# Projection of an invariant almost complex structure to a non integrable one

My apology in advance if my question is obvious or elementary

We identify elements of $$S^3$$ with their quaternion representation $$x_1+x_2 i +x_3 j +x_4 k$$. We consider two independent vector fields $$S_1(a)=ja$$ and $$S_2(a)=ka$$ on $$S^3$$. On the other hand $$P: S^3\to S^2$$ is a $$S^1$$-principal bundle with the obvious action of $$S^1$$ on $$S^3$$. Then the span of $$S_1, S_2$$ is the standard horizontal space associated to the standard connection of the principal bundle $$S^3 \to S^2$$. Then each horizontal space has an almost complex structure $$J$$. This is the standard structure associated to $$S_1, S_2$$ coordinate.
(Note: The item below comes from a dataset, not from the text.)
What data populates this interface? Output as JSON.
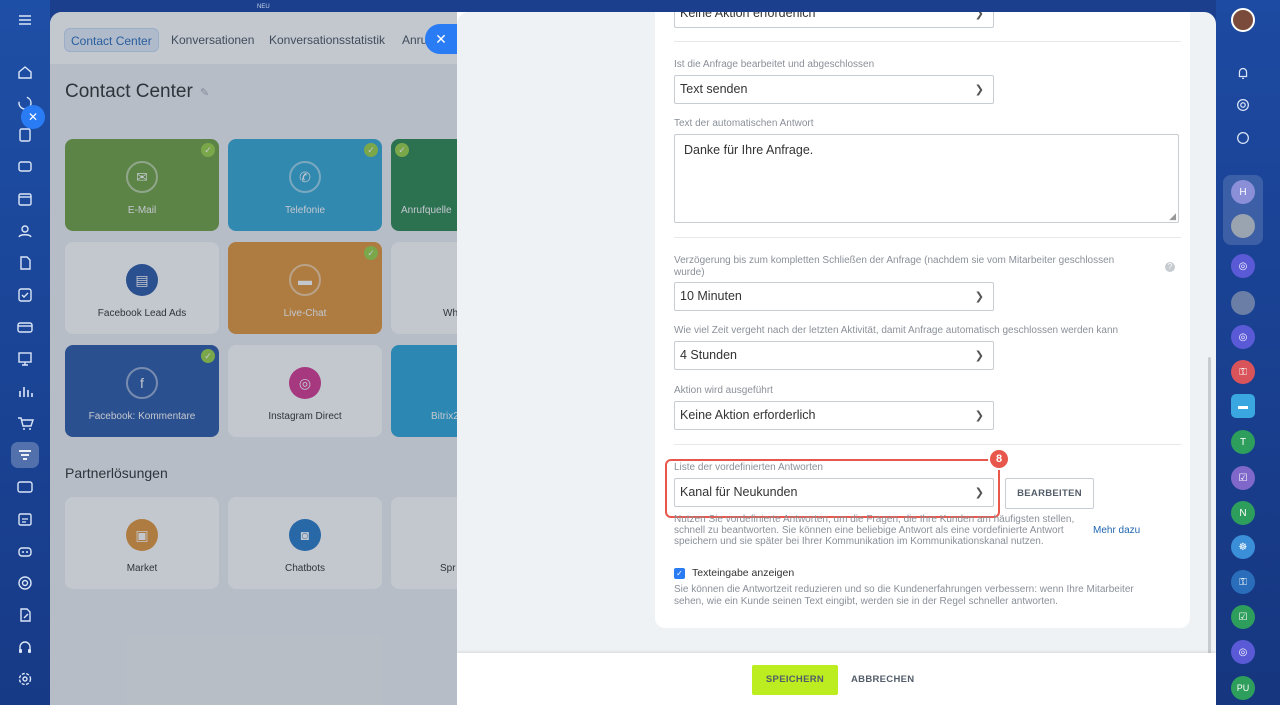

Is this structure invariant under the action of $$S^1$$? If yes, we can define a unique almost complex structure on $$S^2$$ which is $$P$$ related to the structure on total space. Now is this structure on $$S^2$$ integrable?

As a similar question, is there an example of a principal bundle $$P\to X,$$ such that $$P$$ is a real manifold and $$X$$ is a complex manifold and a connection admit an invariant almost complex structure which project to a non integrable structure?